Jésus passe sur l’autre rive.  Il souhaite profiter d’un moment tranquille avec ses disciples et s’unir au Père dans la prière. Lui aussi avait   besoin de repos… Mais la foule l’a suivi. Son attention se porte alors sur une question pratique révélant son immense bonté : « Où pourrions-nous acheter du pain pour qu’ils aient à manger ? » Interrogés, les disciples répondent de façon mitigée.

Anticipant même sur les besoins réels des personnes qui l’entourent et sur leur manque, Jésus partage les cinq pains d’orge et en les partageant, il les multiplie. Mais le plus étonnant de ce récit réside dans les douze paniers qui demeurent une fois la foule rassasiée et les restes regroupés. Pourquoi y  a-t-il eu du surplus ce jour-là ? Tout le monde a-t-il mangé à sa faim ? La providence a-t-elle  été trop généreuse ? Une chose est sûre,  ce surplus intrigue et, à lui seul, fait signe. Le partage, quand il est fait en conscience et dans le but de prendre soin des autres, produit de l’abondance dont le surplus est le marqueur.

Ce surplus présent à la fin du partage de Jésus et le signe d’une autre réalité spirituelle.

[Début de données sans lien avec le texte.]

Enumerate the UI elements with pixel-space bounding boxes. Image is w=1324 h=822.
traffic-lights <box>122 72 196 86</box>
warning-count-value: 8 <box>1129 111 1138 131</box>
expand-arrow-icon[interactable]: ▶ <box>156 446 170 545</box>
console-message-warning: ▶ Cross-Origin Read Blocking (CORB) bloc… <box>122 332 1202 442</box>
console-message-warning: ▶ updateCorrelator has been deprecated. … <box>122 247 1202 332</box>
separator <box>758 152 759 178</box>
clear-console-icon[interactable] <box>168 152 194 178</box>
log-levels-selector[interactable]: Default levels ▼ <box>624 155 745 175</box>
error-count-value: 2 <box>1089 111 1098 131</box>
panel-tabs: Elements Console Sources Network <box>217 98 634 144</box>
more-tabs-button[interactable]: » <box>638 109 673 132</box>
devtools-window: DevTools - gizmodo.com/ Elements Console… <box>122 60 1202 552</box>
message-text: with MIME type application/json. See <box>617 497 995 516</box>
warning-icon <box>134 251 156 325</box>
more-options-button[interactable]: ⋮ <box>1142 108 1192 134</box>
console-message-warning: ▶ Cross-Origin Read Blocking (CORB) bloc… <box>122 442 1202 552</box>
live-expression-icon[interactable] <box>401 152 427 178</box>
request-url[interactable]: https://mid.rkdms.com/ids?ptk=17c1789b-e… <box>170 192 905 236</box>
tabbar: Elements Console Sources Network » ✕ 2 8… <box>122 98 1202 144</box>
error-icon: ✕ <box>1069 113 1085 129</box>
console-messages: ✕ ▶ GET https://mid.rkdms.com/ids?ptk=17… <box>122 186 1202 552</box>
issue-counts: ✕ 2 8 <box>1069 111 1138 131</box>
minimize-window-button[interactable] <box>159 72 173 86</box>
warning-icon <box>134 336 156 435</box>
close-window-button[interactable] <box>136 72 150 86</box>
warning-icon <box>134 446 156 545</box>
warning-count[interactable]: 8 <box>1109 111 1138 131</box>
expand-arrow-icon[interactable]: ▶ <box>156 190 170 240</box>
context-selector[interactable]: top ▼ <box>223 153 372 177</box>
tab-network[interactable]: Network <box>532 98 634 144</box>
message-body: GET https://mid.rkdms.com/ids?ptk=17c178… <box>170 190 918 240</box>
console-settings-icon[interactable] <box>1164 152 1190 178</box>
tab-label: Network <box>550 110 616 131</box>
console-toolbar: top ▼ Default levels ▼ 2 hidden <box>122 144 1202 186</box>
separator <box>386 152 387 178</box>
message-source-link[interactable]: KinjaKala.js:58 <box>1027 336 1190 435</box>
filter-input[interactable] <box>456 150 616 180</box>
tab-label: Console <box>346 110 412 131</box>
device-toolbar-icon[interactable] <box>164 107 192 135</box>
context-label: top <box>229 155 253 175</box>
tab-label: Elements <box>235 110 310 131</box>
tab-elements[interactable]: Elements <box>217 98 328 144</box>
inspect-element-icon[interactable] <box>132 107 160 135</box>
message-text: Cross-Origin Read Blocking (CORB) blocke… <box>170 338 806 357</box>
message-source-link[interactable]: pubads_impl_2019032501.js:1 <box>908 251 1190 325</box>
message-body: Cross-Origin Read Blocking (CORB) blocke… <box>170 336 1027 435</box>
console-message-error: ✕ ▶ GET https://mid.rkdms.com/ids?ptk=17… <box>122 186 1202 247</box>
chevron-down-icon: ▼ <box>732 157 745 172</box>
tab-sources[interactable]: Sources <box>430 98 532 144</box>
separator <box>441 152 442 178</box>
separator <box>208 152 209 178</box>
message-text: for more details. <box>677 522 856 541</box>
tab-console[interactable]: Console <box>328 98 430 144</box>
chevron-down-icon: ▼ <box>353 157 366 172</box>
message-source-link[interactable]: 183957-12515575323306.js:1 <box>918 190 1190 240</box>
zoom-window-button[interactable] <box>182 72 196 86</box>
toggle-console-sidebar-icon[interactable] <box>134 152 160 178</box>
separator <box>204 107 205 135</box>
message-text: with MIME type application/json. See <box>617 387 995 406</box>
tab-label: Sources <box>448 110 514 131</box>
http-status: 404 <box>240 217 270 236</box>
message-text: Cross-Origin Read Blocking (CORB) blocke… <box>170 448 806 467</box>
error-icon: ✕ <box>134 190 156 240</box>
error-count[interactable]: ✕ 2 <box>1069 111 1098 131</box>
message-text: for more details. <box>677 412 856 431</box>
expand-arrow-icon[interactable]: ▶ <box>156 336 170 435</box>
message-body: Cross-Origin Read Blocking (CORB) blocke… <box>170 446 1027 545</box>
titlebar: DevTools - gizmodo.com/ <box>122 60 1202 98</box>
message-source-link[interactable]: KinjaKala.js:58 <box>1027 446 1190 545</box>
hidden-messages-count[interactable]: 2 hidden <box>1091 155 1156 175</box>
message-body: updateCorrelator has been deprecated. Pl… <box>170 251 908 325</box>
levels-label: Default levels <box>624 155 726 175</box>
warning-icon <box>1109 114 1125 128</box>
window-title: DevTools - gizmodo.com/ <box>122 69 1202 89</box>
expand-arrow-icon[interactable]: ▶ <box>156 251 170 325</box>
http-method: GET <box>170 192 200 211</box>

Douze est un signe de complétude. Les douze corbeilles sont donc là pour nous rassurer  sur la nature profonde de la réalité à laquelle Jésus nous initie. A ce niveau de vie, partager ne conduit pas à avoir moins ; chacun reçoit ce qu’il est en capacité d’avoir pour être comblé ; chacun est rassasié sans que les autres y perdent. Le surplus témoigne que dans  le  royaume de Dieu   nos peurs archaïques de manquer deviennent sans fondement. Du coup, une autre conception de la vie et du rapport aux autres devient possible.

Notre Dieu est le maître de l’impossible. Aucun de nos besoins ne lui est étranger. Son amour et sa grâce sont pour nous une source inépuisable de paix. Reposons-nous en lui. Le don qu’Il nous fait du pain de vie est la réponse  à notre désir de sa présence qui comble toute notre vie. Avons-nous faim de Dieu ? Telle est la véritable question.